As Colombian professor and peace advocate Gonzalo Sánchez points out, violence in Colombia has historically been concentrated in the zones of greatest economic expansion. After successful lobbying by British Petroleum, Occidental, Exxon, Shell and Elf Aquitane, the Clinton administration released $1.3 billion in mostly military aid to Colombia in 2000. The hardware and training delivered was allocated primarily to the guerrilla-infested southern provinces of Putumayo, Caquetá and Meta, an area rich not only in mineral resources, but also, conveniently, host to much of the country's cocaine production. Under the guise of a war on drugs, the United States boosted the military's presence in a region of untapped oil reserves, hoping to clear the way for future extraction.

In the post-September 11 escalations of military spending and blind anti-terrorist campaigns, the United States changed its rhetoric and tactics, assigning $94 million in counterterrorism aid to train and equip a "Critical Infrastructure Brigade" consisting of 1,000 Colombian troops to protect Occidental's Caño Limón pipeline. The Bush administration also released an additional $42 million in military aid soon after Uribe's inauguration, claiming that the Colombian military had demonstrated a significant effort to improve its human rights record. Consequently, it is not surprising that Uribe has exercised his new powers of decree to openly protect foreign oil companies in Colombia. The first two Zones of Rehabilitation and Consolidation have been strategically established in oil-rich areas in which Occidental, Chevron, Harken and Repsol currently hold contracts.

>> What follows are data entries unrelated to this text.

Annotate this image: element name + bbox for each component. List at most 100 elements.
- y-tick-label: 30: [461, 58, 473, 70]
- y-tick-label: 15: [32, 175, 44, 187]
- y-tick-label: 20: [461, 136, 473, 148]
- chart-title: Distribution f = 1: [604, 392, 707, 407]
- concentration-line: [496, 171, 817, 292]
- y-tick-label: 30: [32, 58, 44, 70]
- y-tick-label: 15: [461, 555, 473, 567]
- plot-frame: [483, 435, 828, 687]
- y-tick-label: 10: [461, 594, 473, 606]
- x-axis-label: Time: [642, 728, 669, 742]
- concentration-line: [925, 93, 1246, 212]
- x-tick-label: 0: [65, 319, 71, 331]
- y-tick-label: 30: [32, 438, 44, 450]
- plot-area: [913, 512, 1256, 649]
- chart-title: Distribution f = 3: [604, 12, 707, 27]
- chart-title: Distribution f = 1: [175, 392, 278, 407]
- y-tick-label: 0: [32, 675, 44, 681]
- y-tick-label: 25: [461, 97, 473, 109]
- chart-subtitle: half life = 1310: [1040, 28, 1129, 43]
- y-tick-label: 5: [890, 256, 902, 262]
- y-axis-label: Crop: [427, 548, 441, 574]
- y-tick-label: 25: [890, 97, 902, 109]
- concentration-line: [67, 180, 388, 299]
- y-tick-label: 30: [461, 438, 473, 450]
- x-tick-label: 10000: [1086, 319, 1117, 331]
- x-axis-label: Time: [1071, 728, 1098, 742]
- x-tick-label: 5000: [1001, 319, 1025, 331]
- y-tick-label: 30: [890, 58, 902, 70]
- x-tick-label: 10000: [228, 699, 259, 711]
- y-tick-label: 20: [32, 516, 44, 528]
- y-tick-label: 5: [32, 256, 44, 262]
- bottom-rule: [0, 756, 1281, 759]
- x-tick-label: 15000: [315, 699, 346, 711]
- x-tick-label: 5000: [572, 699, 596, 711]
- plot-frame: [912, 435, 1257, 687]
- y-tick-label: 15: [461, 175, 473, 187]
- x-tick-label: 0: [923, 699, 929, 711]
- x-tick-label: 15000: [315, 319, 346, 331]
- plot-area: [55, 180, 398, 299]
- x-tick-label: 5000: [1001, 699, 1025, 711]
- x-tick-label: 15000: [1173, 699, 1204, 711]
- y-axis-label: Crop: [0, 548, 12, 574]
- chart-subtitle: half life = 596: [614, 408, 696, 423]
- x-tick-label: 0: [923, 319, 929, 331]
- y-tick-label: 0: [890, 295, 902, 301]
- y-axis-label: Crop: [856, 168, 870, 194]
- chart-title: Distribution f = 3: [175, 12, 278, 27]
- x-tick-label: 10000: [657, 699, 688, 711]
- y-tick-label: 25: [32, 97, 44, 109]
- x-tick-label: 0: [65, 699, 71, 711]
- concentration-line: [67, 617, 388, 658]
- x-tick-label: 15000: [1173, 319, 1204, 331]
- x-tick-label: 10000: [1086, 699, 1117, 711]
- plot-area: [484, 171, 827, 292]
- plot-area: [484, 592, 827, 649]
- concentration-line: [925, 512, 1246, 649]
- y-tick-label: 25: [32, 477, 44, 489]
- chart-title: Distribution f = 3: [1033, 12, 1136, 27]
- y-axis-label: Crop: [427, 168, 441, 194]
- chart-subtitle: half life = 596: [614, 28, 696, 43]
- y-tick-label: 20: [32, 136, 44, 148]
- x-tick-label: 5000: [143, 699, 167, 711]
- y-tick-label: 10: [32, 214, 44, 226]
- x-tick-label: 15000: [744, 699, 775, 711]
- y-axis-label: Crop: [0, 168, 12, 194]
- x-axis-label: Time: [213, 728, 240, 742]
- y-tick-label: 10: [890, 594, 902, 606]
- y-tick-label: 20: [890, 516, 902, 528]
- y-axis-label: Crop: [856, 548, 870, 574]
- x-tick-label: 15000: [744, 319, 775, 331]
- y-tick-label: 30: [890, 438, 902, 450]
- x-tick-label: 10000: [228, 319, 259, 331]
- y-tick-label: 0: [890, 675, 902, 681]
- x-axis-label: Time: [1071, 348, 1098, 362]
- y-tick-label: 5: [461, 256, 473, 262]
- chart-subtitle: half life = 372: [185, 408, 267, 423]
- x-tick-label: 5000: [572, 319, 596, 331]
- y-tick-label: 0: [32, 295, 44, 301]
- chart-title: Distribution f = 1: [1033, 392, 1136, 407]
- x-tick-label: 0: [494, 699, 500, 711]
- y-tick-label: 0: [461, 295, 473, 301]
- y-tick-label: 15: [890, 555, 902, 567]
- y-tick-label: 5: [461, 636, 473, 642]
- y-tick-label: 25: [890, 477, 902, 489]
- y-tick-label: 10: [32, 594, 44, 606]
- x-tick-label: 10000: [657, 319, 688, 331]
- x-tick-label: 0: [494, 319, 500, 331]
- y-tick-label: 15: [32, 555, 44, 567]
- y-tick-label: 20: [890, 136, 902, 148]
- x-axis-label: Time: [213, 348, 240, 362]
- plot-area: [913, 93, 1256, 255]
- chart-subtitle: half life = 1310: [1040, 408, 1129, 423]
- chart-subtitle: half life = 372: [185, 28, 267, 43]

While Uribe is successfully courting multinational corporations and foreign governments through the use and abuse of emergency powers, his economic policies and escalation of the war are already beginning to backfire. On September 16, the first major mobilizations against Uribe's policies and reforms brought hundreds of thousands of people into the nation's streets. A combined effort by government employees, peasants and students brought much of the capital to a standstill and displayed powerful resistance in cities across the country. In Bogotá, 150,000 government employees staged a 24-hour strike, closing oil refineries, airports, hospitals, courts, schools and government offices. Throughout Colombia, more than 100,000 peasants ignored military and paramilitary threats and marched against the economic reforms and the implementation of the FTAA.

Colombian economist and activist Héctor Mondragón warns, "Another wave of popular mobilizations is approaching." Such a movement is necessary to halt the economic reforms and to reverse anti-democratic military decrees. But activism in support of the Colombian population must be taken-up beyond the country's borders and adopted by the unwitting accomplices of conflict. In short, those who support the military escalation in Colombia through their patterns of consumption and silence toward their own government's policies must take an active role in ending military aid and decreasing U.S. dependence on the liquid catalyst of war.

Simon Helweg-Larsen is a Canadian freelance author on Latin America who has spent a number of years living, working and travelling in the region.